Jeannette Bohg is an Assistant Professor of Computer Science at Stanford University. She was a group leader at the Autonomous Motion Department (AMD) of the MPI for Intelligent Systems until September 2017. Before joining AMD in January 2012, Jeannette Bohg was a PhD student at the Division of Robotics, Perception and Learning (RPL) at KTH in Stockholm. In her thesis, she proposed novel methods towards multi-modal scene understanding for robotic grasping. She also studied at Chalmers in Gothenburg and at the Technical University in Dresden where she received her Master in Art and Technology and her Diploma in Computer Science, respectively. Her research focuses on perception and learning for autonomous robotic manipulation and grasping.
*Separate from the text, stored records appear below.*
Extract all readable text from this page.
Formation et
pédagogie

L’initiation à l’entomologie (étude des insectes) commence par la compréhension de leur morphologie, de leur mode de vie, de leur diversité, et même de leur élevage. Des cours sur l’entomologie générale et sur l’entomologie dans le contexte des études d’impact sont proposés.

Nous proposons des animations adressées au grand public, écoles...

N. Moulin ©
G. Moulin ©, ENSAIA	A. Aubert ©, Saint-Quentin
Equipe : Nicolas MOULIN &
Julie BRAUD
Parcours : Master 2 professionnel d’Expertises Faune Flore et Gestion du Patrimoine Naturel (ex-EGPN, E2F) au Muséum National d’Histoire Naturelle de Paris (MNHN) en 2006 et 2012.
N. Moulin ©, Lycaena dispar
She is specifically interested in developing methods that are goal-directed, real-time and multi-modal such that they can provide meaningful feedback for execution and learning. Jeannette Bohg has received several awards, most notably the 2019 IEEE International Conference on Robotics and Automation (ICRA) Best Paper Award, the 2019 IEEE Robotics and Automation Society Early Career Award and the 2017 IEEE Robotics and Automation Letters (RA-L) Best Paper Award.